Jakarta, IDN Times - Wakil Direktur Imparsial, Hussein Ahmad, menilai upaya pemerintah dan parlemen melakukan revisi terhadap Undang-Undang TNI (RUU TNI) hanya sebagai dalih, agar segelintir elite di institusi militer bisa kembali berbisnis. Apalagi, Presiden Prabowo Subianto juga datang dari latar belakang militer dan masih mengenal baik sejumlah elite di TNI.
"Menurut saya ini hanya dalih, dalih apa? Dalih dari keinginan segelintir orang di elite TNI untuk kembali seperti masa Orde Baru, di mana TNI bisa berbisnis. Mumpung presidennya sekarang (dari latar) militer, temannya dia. Makanya, dia ingin revisi UU TNI," ujar Hussein di kantor YLBHI, Jakarta Pusat, Kamis (6/3/2025).
Larangan berbisnis bagi prajurit TNI tertulis dalam Pasal 39 huruf C. Dalam larangan itu juga dapat dimaknai prajurit TNI tak boleh mendirikan perusahaan terbuka, baik di dalam atau di luar jam kerja.
Menurut Hussein, alasan yang disampaikan TNI untuk bisa membenarkan para prajuritnya berbisnis tidak masuk akal.
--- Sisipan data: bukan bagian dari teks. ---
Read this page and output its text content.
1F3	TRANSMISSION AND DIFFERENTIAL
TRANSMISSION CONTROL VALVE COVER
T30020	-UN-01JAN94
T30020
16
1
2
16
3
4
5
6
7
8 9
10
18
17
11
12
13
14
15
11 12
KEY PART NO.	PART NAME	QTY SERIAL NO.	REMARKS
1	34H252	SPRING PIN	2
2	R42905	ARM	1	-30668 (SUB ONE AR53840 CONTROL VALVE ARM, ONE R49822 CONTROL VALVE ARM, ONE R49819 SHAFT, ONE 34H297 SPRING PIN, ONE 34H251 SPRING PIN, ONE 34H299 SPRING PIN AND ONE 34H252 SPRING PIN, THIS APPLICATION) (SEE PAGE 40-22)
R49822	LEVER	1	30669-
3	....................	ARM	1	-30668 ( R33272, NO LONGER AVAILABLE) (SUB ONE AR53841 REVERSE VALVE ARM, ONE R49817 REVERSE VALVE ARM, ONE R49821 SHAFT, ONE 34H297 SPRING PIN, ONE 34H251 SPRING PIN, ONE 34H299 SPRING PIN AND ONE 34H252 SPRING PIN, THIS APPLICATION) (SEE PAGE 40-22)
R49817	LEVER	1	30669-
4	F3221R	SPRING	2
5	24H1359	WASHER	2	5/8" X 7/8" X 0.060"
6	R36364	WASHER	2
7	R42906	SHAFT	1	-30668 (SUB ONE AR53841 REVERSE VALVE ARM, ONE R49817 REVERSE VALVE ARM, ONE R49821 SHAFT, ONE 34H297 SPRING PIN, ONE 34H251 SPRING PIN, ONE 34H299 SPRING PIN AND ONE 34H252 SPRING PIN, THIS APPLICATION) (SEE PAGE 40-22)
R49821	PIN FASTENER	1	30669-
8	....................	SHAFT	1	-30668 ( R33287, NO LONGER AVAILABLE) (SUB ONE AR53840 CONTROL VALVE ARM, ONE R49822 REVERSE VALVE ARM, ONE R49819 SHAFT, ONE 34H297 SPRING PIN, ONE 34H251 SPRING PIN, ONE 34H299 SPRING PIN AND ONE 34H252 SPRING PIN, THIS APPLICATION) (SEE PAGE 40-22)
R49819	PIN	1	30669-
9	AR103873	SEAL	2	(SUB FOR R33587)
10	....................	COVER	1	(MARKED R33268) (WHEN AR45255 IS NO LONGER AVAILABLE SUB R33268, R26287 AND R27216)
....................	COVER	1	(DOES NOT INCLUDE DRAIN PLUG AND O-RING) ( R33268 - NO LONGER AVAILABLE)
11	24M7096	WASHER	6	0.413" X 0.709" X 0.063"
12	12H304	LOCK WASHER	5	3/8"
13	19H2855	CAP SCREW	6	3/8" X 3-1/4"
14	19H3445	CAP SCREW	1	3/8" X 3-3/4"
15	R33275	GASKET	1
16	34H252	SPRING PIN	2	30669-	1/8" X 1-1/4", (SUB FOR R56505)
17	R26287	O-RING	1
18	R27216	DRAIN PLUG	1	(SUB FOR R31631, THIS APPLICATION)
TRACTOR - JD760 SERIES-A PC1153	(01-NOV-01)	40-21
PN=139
Salah satunya, lantaran selama ini sehari-hari prajurit di level bawah terpaksa harus mengerjakan pekerjaan tambahan untuk memenuhi kebutuhan hidup. Sejumlah pekerjaan sampingan dilakukan mulai dari menjadi driver ojek daring, berjualan kelontong, hingga sayur.
"Kalau prajurit di lapangan sampai harus ngojek, jual sayur, berarti ada masalah soal kesejahteraan. Siapa yang bertanggung jawab soal kesejahteraan prajurit? Ya Panglima TNI," katanya.
"Kalau logikanya dibalik, bila prajurit saya tidak sejahtera bukan malah didorong berbisnis, tapi saya penuhi kesejahteraannya, supaya mereka bisa fokus sebagai alat pertahanan negara," imbuh Hussein.